Effect of Impurities on the Formation Energy of Point Defects in the γ-TiAl Alloy

Abstract

The projector augmented-wave method within density functional theory is used to study the effect of 4d elements and Group IIIA and IVA elements on the energetics of point defect formation and elastic moduli of the γ-TiAl alloy. To calculate the point defect formation energy, the grand canonical formalism was used. It is shown that the formation energy of aluminum vacancies decreases by approximately 1.3 eV with increasing its content in the series of alloys Ti3Al–TiAl–TiAl3, whereas the formation energy of titanium vacancies changes insignificantly.

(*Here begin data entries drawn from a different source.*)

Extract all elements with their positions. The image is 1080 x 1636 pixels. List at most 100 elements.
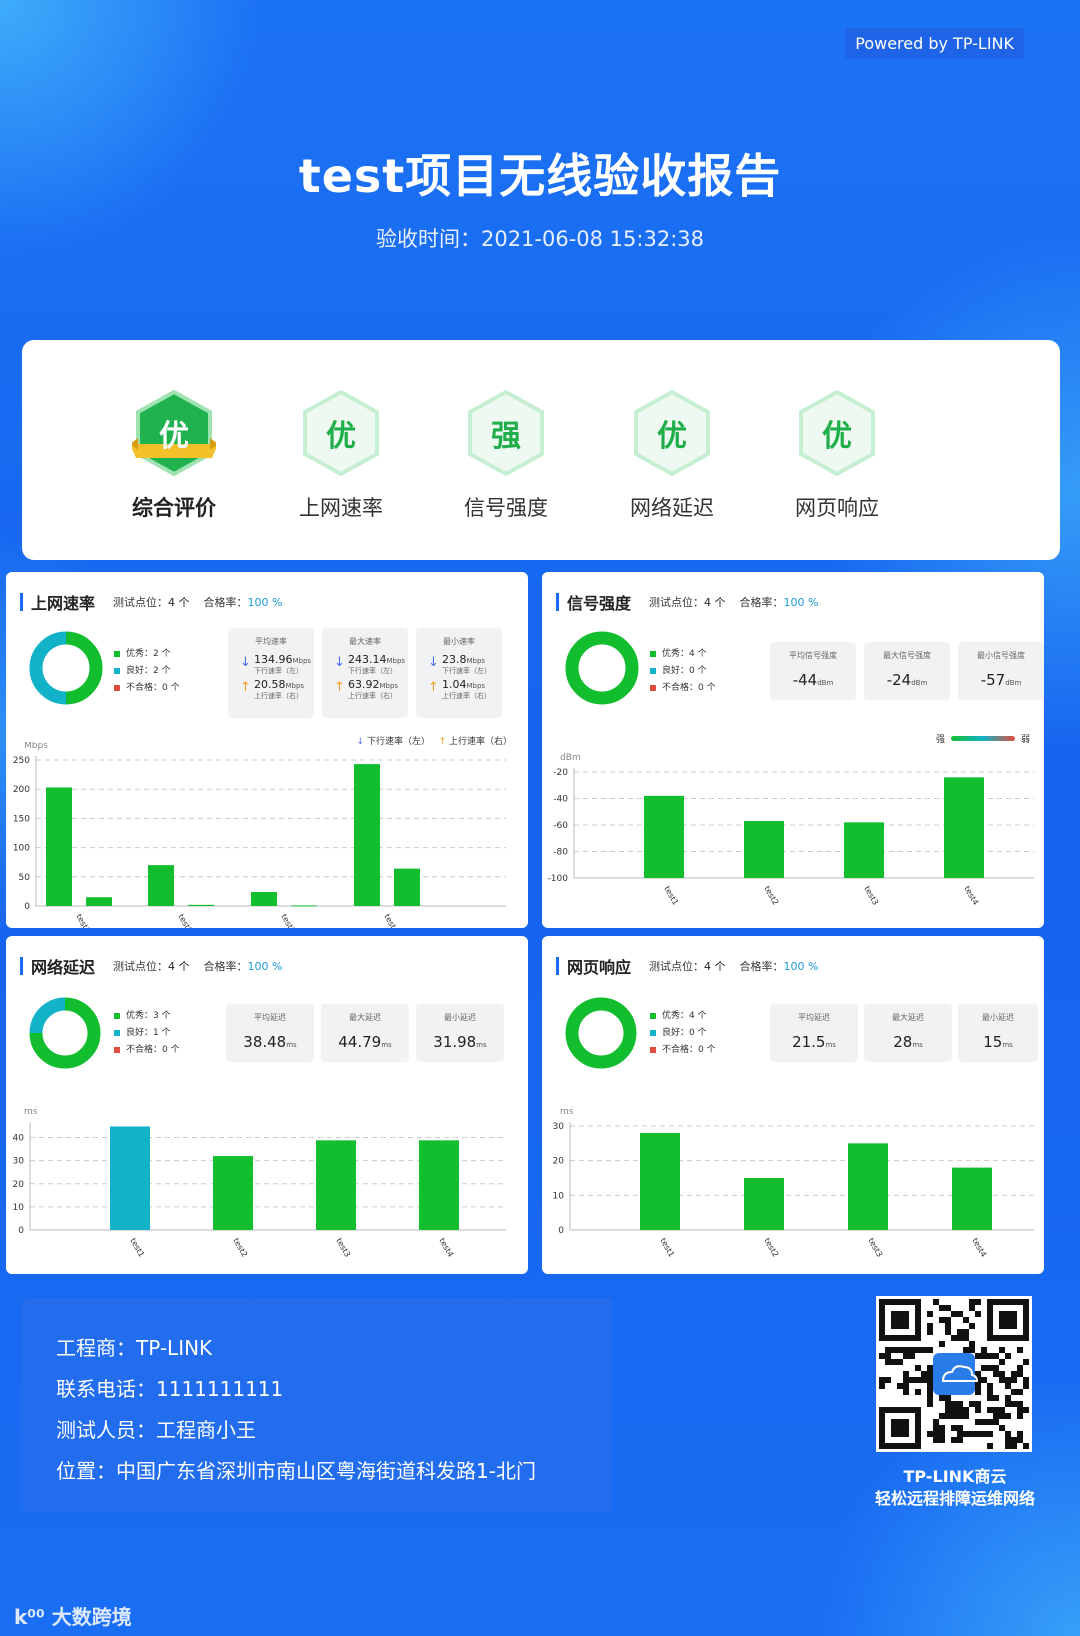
y-tick-label: -60 xyxy=(553,821,568,831)
qr-module xyxy=(951,1425,957,1431)
qr-module xyxy=(975,1383,981,1389)
qr-module xyxy=(987,1383,993,1389)
x-tick-label: test4 xyxy=(437,1237,455,1259)
rating-label: 网页响应 xyxy=(795,496,879,520)
stat-avg-page: 平均延迟 21.5ms xyxy=(770,1004,858,1062)
qr-module xyxy=(1005,1413,1011,1419)
qr-module xyxy=(945,1395,951,1401)
qr-module xyxy=(1011,1437,1017,1443)
qr-module xyxy=(975,1353,981,1359)
rating-grade: 优 xyxy=(822,419,852,454)
donut-excellent xyxy=(65,631,103,705)
qr-module xyxy=(933,1437,939,1443)
qr-module xyxy=(993,1353,999,1359)
qr-module xyxy=(1017,1413,1023,1419)
qr-module xyxy=(1023,1383,1029,1389)
qr-module xyxy=(993,1365,999,1371)
qr-module xyxy=(1023,1443,1029,1449)
page-bar-chart: ms 0 10 20 30 test1 test2 test3 test4 xyxy=(553,1107,1034,1259)
rating-grade: 强 xyxy=(491,419,521,454)
donut-good xyxy=(29,631,67,705)
qr-module xyxy=(981,1377,987,1383)
qr-module xyxy=(945,1317,951,1323)
qr-module xyxy=(927,1311,933,1317)
donut-legend: 优秀：4 个 良好：0 个 不合格：0 个 xyxy=(650,1008,716,1059)
rating-signal: 强 信号强度 xyxy=(446,388,566,522)
qr-module xyxy=(939,1413,945,1419)
qr-module xyxy=(939,1317,945,1323)
latency-panel: 网络延迟 测试点位：4 个 合格率：100 % 优秀：3 个 良好：1 个 不合… xyxy=(6,936,528,1274)
panel-header: 上网速率 测试点位：4 个 合格率：100 % xyxy=(20,590,296,614)
donut-excellent xyxy=(565,631,639,705)
report-title: test项目无线验收报告 xyxy=(298,149,782,203)
down-arrow-icon: ↓ xyxy=(356,737,365,747)
qr-module xyxy=(951,1437,957,1443)
qr-module xyxy=(975,1371,981,1377)
report-time: 验收时间：2021-06-08 15:32:38 xyxy=(375,227,705,251)
speed-panel: 上网速率 测试点位：4 个 合格率：100 % 优秀：2 个 良好：2 个 不合… xyxy=(6,572,528,928)
qr-module xyxy=(1017,1437,1023,1443)
up-arrow-icon: ↑ xyxy=(240,680,251,695)
points-count: 4 个 xyxy=(168,596,190,609)
info-block: 工程商：TP-LINK 联系电话：1111111111 测试人员：工程商小王 位… xyxy=(22,1298,612,1512)
y-tick-label: 20 xyxy=(553,1157,565,1167)
qr-module xyxy=(957,1425,963,1431)
qr-module xyxy=(987,1365,993,1371)
qr-module xyxy=(897,1359,903,1365)
stat-avg-signal: 平均信号强度 -44dBm xyxy=(770,642,856,700)
qr-module xyxy=(927,1383,933,1389)
qr-module xyxy=(909,1377,915,1383)
donut-chart xyxy=(29,997,101,1069)
qr-module xyxy=(915,1347,921,1353)
qr-module xyxy=(933,1419,939,1425)
y-tick-label: 150 xyxy=(13,814,30,824)
donut-good xyxy=(29,997,66,1034)
y-tick-label: 30 xyxy=(13,1157,25,1167)
qr-module xyxy=(987,1353,993,1359)
rating-grade: 优 xyxy=(657,419,687,454)
donut-legend: 优秀：2 个 良好：2 个 不合格：0 个 xyxy=(114,646,180,697)
qr-module xyxy=(957,1431,963,1437)
y-tick-label: 20 xyxy=(13,1180,25,1190)
qr-module xyxy=(903,1347,909,1353)
x-tick-label: test3 xyxy=(334,1237,352,1259)
donut-chart xyxy=(565,997,637,1069)
qr-module xyxy=(1023,1407,1029,1413)
qr-module xyxy=(951,1407,957,1413)
qr-module xyxy=(981,1419,987,1425)
bar xyxy=(848,1143,888,1230)
qr-module xyxy=(885,1377,891,1383)
panel-title: 上网速率 xyxy=(31,594,96,613)
panel-header: 网络延迟 测试点位：4 个 合格率：100 % xyxy=(20,954,296,978)
qr-module xyxy=(981,1353,987,1359)
bar xyxy=(419,1140,459,1230)
qr-module xyxy=(957,1413,963,1419)
y-tick-label: 10 xyxy=(553,1191,565,1201)
qr-module xyxy=(969,1431,975,1437)
y-tick-label: -40 xyxy=(553,795,568,805)
stat-max-speed: 最大速率 ↓ 243.14Mbps 下行速率（左） ↑ 63.92Mbps 上行速率（右… xyxy=(322,628,408,718)
hex-badge-icon: 强 xyxy=(464,388,548,478)
qr-code-icon[interactable] xyxy=(876,1296,1032,1452)
panel-header: 信号强度 测试点位：4 个 合格率：100 % xyxy=(556,590,832,614)
qr-module xyxy=(885,1359,891,1365)
qr-module xyxy=(903,1389,909,1395)
watermark-logo-icon: k⁰⁰ xyxy=(14,1605,45,1629)
qr-module xyxy=(933,1425,939,1431)
qr-module xyxy=(999,1347,1005,1353)
qr-module xyxy=(1023,1359,1029,1365)
qr-module xyxy=(963,1335,969,1341)
x-tick-label: test2 xyxy=(231,1237,249,1259)
bar-down xyxy=(354,764,380,906)
stat-min-latency: 最小延迟 31.98ms xyxy=(416,1004,504,1062)
stat-avg-speed: 平均速率 ↓ 134.96Mbps 下行速率（左） ↑ 20.58Mbps 上行速率（右… xyxy=(228,628,314,718)
stat-min-signal: 最小信号强度 -57dBm xyxy=(958,642,1044,700)
qr-module xyxy=(1005,1377,1011,1383)
cloud-icon xyxy=(941,1365,979,1382)
bar-up xyxy=(188,904,214,906)
qr-module xyxy=(969,1401,975,1407)
qr-module xyxy=(945,1329,951,1335)
qr-module xyxy=(975,1407,981,1413)
bar xyxy=(952,1167,992,1230)
qr-module xyxy=(957,1311,963,1317)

In general, the formation of titanium vacancies in these alloys is preferred to the formation of aluminum vacancies. It has been found that Nb, Mo, Tc, Ru, Rh, and Pd impurities on the aluminum sublattice contribute to an increase in the formation energy of an aluminum vacancies, and Mo and Tc also lead to an increase in the formation energy of titanium vacancies. All 4d impurities, if they substitute for titanium, reduce the formation energy of aluminum vacancies, and Nb and Mo are favorable for increasing the formation energy of titanium vacancies. The influence of impurities on the chemical bond in the γ-TiAl alloy and its elastic moduli and characteristics based on them is discussed.